USSD technology also proved useful in collecting research for a political campaign another South African activist at CampaignCon had been involved in. Users can send back basic info like location, rate interests in something, or commit to future actions. Because USSD tech is cheaper than sending text messages, it can be done at a big enough scale to get valid research data back.

WhatsApp works too

In Ghana, where 71% of the country’s internet traffic comes from mobile phones, users are apparently wary of text messages being (often corporate) spam, and prefer WhatsApp, which “seems more personal,” according to another participant.

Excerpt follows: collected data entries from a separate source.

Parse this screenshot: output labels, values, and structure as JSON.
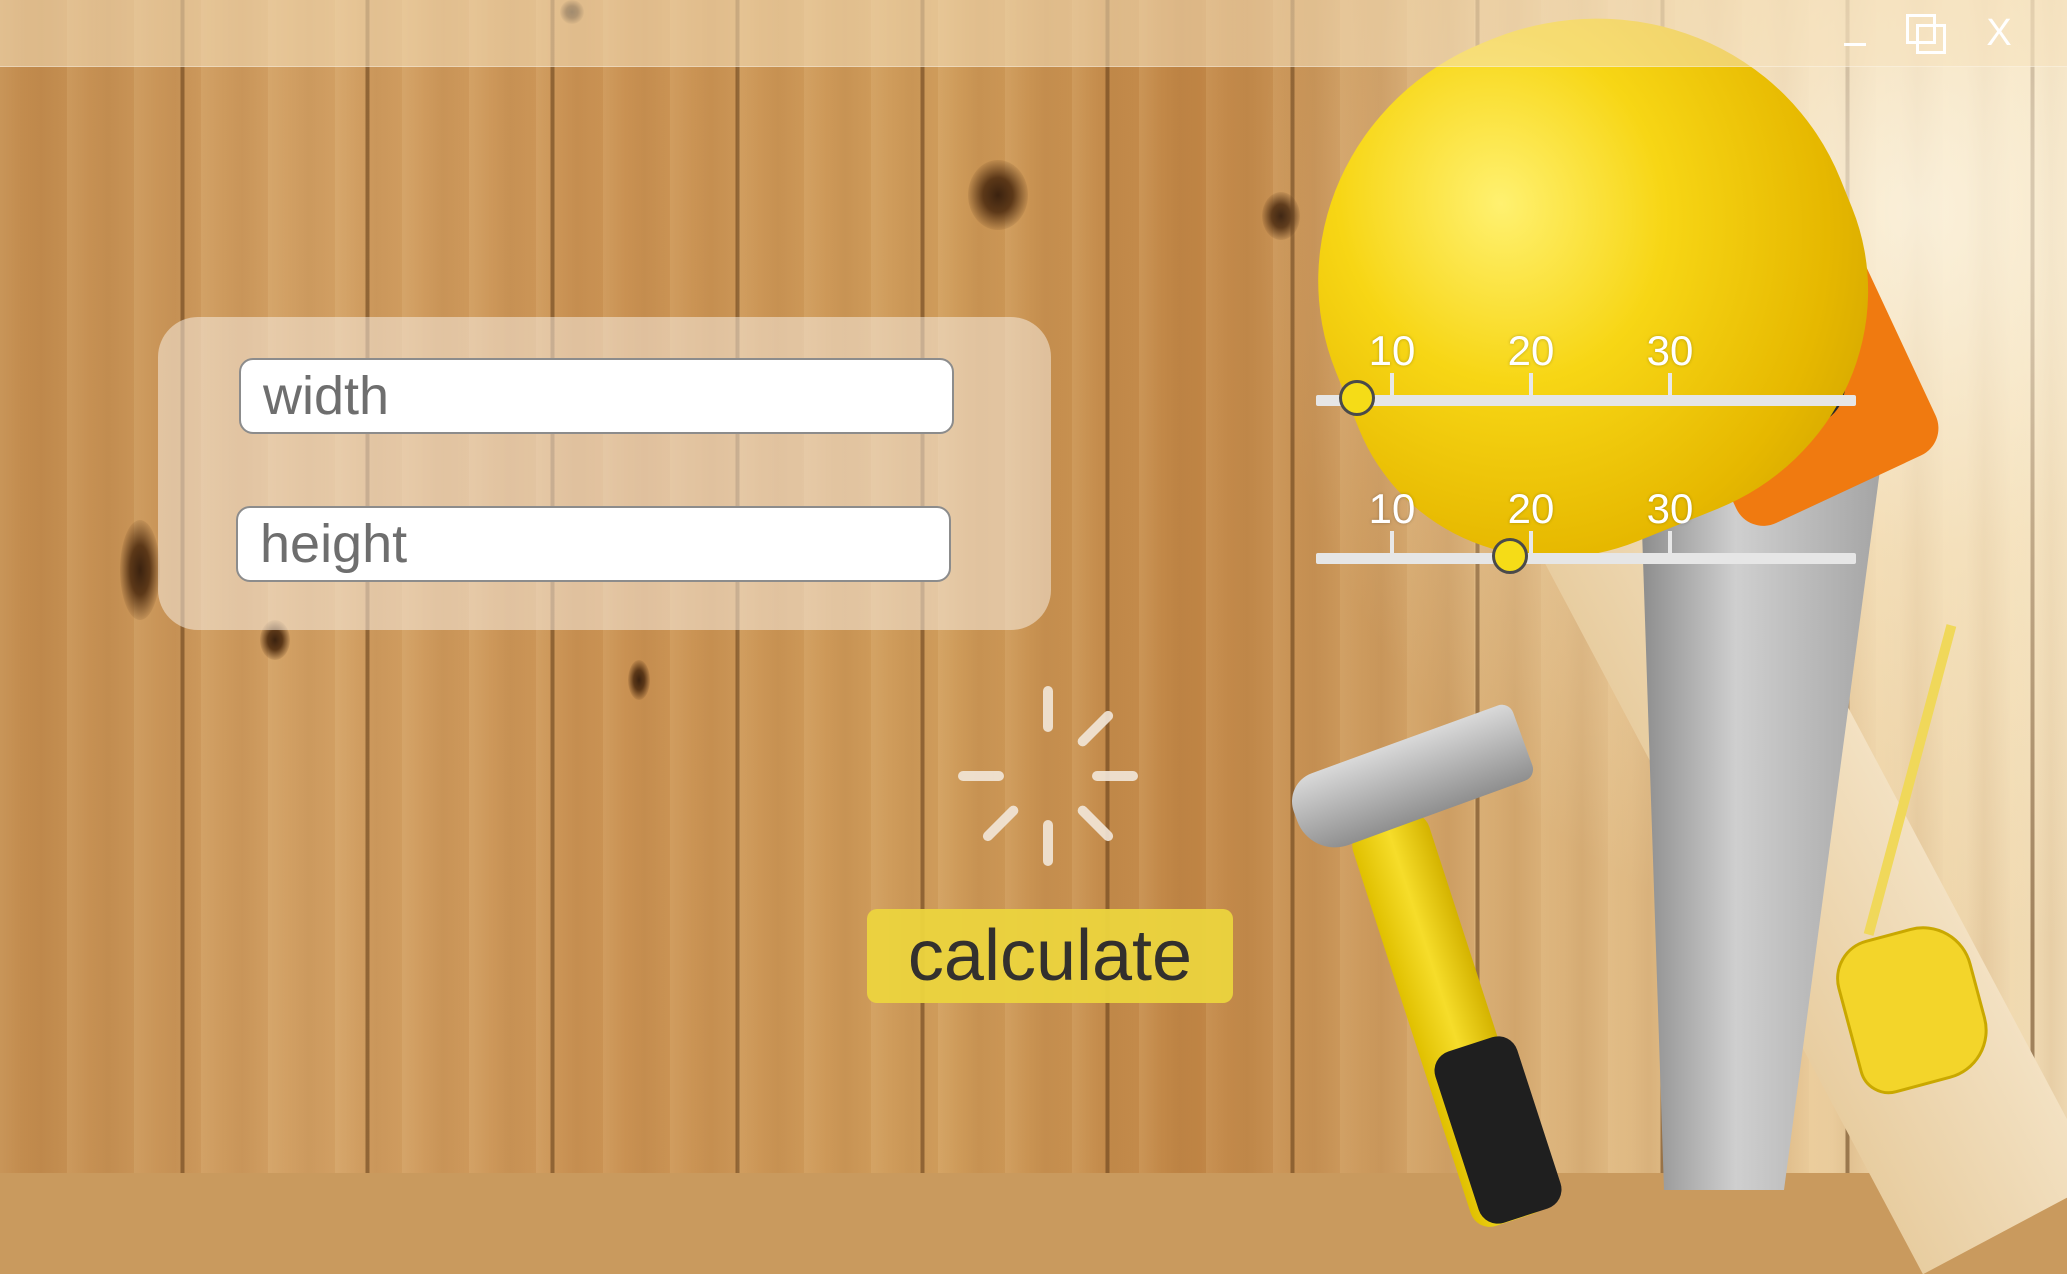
{
  "window": {
    "minimize_label": "_",
    "close_label": "X"
  },
  "form": {
    "width_placeholder": "width",
    "height_placeholder": "height"
  },
  "sliders": [
    {
      "tick_labels": [
        "10",
        "20",
        "30"
      ],
      "ticks": [
        10,
        20,
        30
      ],
      "value": 7.5
    },
    {
      "tick_labels": [
        "10",
        "20",
        "30"
      ],
      "ticks": [
        10,
        20,
        30
      ],
      "value": 18.5
    }
  ],
  "actions": {
    "calculate_label": "calculate"
  },
  "colors": {
    "accent_yellow": "#ecd43e",
    "thumb_yellow": "#f5dc17"
  },
  "icons": {
    "loading": "loading-spinner-icon",
    "maximize": "restore-window-icon"
  }
}
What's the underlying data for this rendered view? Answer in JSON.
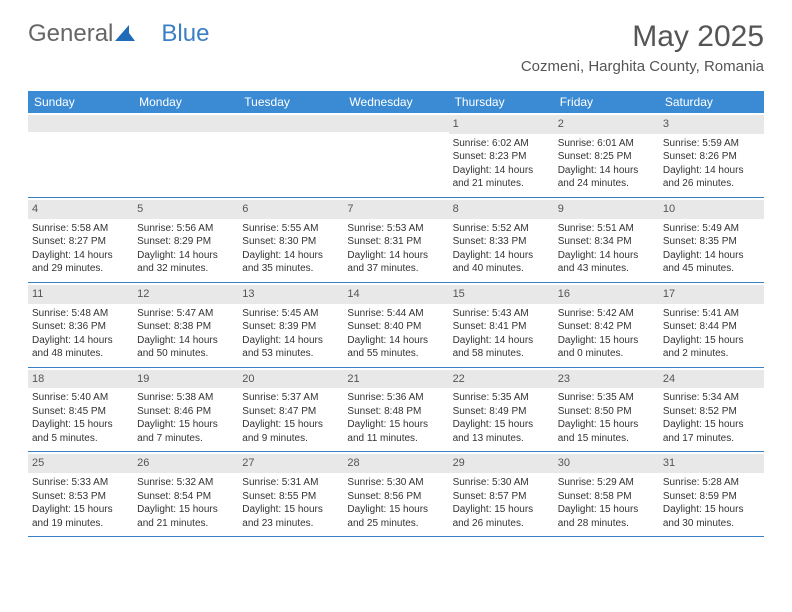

But this presents its own obstacles because WhatsApp use needs data, and some users can’t always afford that, or always be in areas where they have an adequate connection. People who use the app for organising also have a tough challenge of avoiding spam in groups that are currently difficult to moderate.

There is, however, a growing culture on WhatsApp of forwarding messages around groups. Although it can’t be directly tracked if you share media or plain messages this way, the ease with which the action can be done means it’s at least a very easy ask.

What should you know before you start campaigning using mobile?

Amandla tells a cautionary tale of how they once used Mxit, a now expired instant messaging application built for feature phones. Amandla only had Mxit IDs, not cell phone numbers. Whatsapp arrived in South Africa and many Amandla supporters started migrating. The organisation lost 75% of its audience because Mxit IDs weren’t mobile numbers. They advise that you capture lasting supporter data (either an email or phone number) no matter what platform you use. Moving with people to new platforms is only possible after a relationship starts, after all.

Understanding who you need to reach and how that group communicates is key to successful mobile campaigning.  If your target audience doesn’t use smartphones, you need to use USSD.

Similarly, if you’re planning a mobile campaign that crosses geographic borders, it’s important to explore what apps people are using in different countries. For example, while most African activists communicate on WhatsApp, people in the U.S. are big users of Facebook Messenger.

You also need to be clear on when people have given you permission to contact them on their phones. If someone filled in their mobile number on an email petition, it doesn’t necessarily mean they’re open to receiving texts. Check your country’s privacy laws–and get the user’s permission before sending messages.